Marianne hatte die wenigen Habseligkeiten, die sich in den beiden Taschen ihres Vaters befanden, in den zweiten Stock des riesigen Gebäudes in der Seelstraße in Neumarkt getragen. Dort war an der Nordseite des Gebäudes der künftige Hauptwohnsitz ihres Vaters. Er war bereits in Begleitung einer jungen Altenpflegerin in seine neue ›Wohnresidenz‹ gebracht worden. Obligatorisch hatten sie sich erst negativ getestet und mussten diese angeblich sicheren FFP2-Masken tragen. Irgendwie hatte man sich aber mittlerweile an diese Auflagen und das Prozedere mit den Coronatests gewöhnt. Das Zimmer war grundsätzlich recht schlicht gehalten, aber es war hell und freundlich. Ihr Vater machte sich nichts aus Luxus und so war er mit der funktionalen Einrichtung absolut zufrieden. Erfreulicherweise hatte es frisch und überhaupt nicht muffig gerochen. Marianne und ihr Vater hatten größte Bedenken gehabt, dass es modrig riechen, oder der unangenehme Geruch eines Krankenhauses in der Luft liegen könnte, aber das war überhaupt nicht der Fall gewesen. Das ganze Ambiente wirkte sauber und einladend. Auch wenn er sich nichts daraus machte, aber es hatte sogar ein Bund frischer Blumen in einer Vase auf dem kleinen quadratischen Holztisch am Fenster gestanden.

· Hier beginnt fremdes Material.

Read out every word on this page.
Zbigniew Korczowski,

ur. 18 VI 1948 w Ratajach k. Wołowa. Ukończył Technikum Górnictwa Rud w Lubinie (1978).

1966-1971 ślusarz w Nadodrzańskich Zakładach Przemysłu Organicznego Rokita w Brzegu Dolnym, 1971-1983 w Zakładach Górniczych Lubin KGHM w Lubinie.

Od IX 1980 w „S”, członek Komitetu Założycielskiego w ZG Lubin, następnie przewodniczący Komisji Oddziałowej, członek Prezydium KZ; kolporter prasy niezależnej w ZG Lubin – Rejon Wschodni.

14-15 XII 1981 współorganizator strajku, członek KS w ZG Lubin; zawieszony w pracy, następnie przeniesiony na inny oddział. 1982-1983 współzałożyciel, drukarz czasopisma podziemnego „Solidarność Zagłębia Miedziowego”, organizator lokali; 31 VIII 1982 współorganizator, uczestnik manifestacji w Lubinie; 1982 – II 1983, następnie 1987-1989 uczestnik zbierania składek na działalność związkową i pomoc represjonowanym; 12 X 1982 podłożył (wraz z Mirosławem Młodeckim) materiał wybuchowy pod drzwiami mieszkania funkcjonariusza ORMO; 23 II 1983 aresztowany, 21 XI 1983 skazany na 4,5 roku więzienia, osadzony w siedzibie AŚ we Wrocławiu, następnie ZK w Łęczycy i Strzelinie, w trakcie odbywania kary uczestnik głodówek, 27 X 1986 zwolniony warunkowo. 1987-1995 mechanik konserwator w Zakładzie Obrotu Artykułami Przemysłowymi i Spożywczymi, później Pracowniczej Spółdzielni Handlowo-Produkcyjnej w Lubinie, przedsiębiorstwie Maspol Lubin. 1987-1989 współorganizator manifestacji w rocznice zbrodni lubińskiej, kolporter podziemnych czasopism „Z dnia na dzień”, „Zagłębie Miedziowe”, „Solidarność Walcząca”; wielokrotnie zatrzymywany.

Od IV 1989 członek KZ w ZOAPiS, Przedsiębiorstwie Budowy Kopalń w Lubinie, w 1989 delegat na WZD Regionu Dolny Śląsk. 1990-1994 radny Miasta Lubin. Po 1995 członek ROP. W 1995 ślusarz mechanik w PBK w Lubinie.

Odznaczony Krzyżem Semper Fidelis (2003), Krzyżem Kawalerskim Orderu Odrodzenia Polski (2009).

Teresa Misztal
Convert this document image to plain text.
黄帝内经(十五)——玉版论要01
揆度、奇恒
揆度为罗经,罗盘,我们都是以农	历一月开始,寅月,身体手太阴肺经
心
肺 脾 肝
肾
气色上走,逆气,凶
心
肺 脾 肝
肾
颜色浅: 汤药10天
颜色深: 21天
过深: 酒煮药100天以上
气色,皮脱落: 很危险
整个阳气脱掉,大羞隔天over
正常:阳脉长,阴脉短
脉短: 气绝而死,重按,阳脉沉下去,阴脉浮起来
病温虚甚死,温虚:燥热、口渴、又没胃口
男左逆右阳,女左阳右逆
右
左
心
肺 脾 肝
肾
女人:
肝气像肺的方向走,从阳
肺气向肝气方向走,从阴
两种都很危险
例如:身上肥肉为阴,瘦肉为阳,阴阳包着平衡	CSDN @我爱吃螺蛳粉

Marianne war noch bis in den Abend bei ihm geblieben und hatte ihm beim Einrichten geholfen. Gemeinsam hatten sie sich die Örtlichkeiten angesehen und bereits einige Pfleger kennengelernt. Besonders schön fanden sie den kleinen Balkon, welcher zum Zimmer gehörte, auf der dem See zugewandten Seite. Dort konnte ihr Vater zwischen den Blättern der Bäume Enten und Schwäne sehen. Im Sommer, bei ihrem ersten Besuch, hatten sie bereits einen kleinen Spaziergang um den Schlossweiher gemacht. An der Stirnseite konnte man über den Stadtpark, vorbei am ›Lothar-Fischer-Museum‹ in die Stadt gelangen und Konzerte im weltbekannten Konzertsaal des Historischen Reitstadels besuchen. Auf der dem Seniorenheim gegenüberliegenden Seite befand sich die Staatliche Realschule für Mädchen. In den Sommermonaten herrschte dort während der Mittagszeit ein reges Kommen und Gehen. Mädchen verließen die Schule oder wurden von den Buben der Knabenrealschule besucht, welche sich nur wenige Gehminuten ostwärts befand. Doch wegen des Lockdowns und der daraus resultierenden, staatlich angeordneten Heimbeschulung hatte dort in diesen Tagen nur winterliche Stille geherrscht, da weder Lehrkräfte noch Mädchen vor Ort gewesen waren. Das hatte Ferdinand sehr schade gefunden, da er diese Lebendigkeit der jungen Menschen gerne beobachtet hätte. Aber sicherlich würden bald wieder andere, bessere Zeiten kommen. Neben dem Wandern war eine Leidenschaft Ferdinands aus früheren, fröhlicheren Tagen das Schwimmen gewesen. Es gab Zeiten, da ging er regelmäßig im wöchentlichen Rhythmus ins Hallenbad oder ins Freibad nach Parsberg. Beide Hobbies konnte er seit seiner Parkinson’schen Erkrankung nicht oder im Vergleich zu vorher nur sehr eingeschränkt ausführen. Erst vor kurzem hatte gegenüber der Seniorenresidenz das Schlossbad eröffnet. Dessen Name bezog sich aber auf die Lage zum gleichnamigen Weiher und nicht etwa auf ein herrschaftliches, gar majestätisches äußerliches Erscheinungsbild des Gebäudes. Es war schlicht und modern. Zu dem bestehenden Freibad war ein riesiger funktioneller Komplex errichtet worden, in welchem sich ein modernes Freizeit- und Spaßbad mit Wellnessbereich befand. Er war hoffnungsvoll gewesen, dass sich vielleicht Gelegenheiten ergeben würden, trotz seines gesundheitlichen Zustands dort noch etwas Aquagymnastik zu machen oder ein paar Züge im Becken zu schwimmen.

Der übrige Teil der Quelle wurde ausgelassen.